Gary Gordon.

In the year ahead, expect pain for some mortgage banks and gains for thrifts, advises Gary Gordon of Paine Webber Inc.

Rising rates hurt mortgage banks that specialize in fixed-rate loans while lifting thrifts that offer more adjustable-rate loans.

After a marginally better fourth quarter, Mr. Gordon anticipates many of the smaller mortgage banks will fade from the business, and that should improve profits for the survivors.

Mr. Gordon -- named top thrift analyst in the American Banker survey -- especially likes the big-three thrifts in California, Great Western Financial Corp., Golden West Financial Corp., and H.F. Ahmanson & Co. He says good loan volume and high quality loans point to higher profits in the next year for these companies.

Mr. Gordon maintains his buy rating on Countrywide Credit Industries, saying "Its loan-servicing portfolio can generate enough income to support the stock price."

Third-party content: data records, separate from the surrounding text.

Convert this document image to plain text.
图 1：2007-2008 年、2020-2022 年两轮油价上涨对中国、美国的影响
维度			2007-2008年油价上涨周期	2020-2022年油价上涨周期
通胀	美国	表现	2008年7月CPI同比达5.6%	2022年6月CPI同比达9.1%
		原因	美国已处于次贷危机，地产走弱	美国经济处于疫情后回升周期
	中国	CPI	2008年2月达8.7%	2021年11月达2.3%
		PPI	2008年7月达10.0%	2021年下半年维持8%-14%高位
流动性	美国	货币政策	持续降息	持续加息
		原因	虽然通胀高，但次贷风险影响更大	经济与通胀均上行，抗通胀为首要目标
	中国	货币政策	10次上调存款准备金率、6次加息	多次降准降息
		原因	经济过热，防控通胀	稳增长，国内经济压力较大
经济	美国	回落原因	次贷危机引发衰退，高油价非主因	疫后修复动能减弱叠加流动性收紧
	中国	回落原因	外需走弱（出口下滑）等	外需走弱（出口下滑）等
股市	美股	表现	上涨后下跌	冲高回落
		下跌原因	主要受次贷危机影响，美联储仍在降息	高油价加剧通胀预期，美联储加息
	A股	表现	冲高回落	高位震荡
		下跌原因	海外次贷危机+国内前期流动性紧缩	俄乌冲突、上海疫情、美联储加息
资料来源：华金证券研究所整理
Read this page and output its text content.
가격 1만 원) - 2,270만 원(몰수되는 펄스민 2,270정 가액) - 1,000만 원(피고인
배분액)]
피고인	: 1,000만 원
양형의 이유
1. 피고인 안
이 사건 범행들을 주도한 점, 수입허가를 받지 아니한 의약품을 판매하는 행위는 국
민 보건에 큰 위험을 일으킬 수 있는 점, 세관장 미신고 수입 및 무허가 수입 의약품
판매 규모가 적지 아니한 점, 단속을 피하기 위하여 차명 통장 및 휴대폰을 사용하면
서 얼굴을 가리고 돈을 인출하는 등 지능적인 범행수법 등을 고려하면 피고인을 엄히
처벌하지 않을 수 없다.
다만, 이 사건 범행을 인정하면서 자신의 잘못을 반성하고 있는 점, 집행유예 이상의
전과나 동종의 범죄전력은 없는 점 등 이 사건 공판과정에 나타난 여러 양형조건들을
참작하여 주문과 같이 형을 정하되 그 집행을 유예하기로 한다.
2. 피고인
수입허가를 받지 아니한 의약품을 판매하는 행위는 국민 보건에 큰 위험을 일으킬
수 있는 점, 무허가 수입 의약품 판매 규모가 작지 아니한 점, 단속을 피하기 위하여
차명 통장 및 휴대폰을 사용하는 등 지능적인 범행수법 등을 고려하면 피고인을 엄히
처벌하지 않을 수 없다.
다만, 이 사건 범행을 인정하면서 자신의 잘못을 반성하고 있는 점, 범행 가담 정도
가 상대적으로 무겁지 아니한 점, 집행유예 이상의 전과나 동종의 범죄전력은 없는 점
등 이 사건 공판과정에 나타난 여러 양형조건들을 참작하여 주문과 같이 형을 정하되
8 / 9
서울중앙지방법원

Perhaps more significant than some of the competition-driven exits, according to Mr. Gordon, is the long-term technology-based change in the industry.

When Fannie Mae and Freddie Mac roll out their computer systems in 1995, the role of the mortgage banker may be diminished. "Fannie and Freddie should do a good bit of underwriting for the industry in the next few years," says Mr. Gordon.

"There are a lot easier ways to earn a living than being a mortgage banker," he said.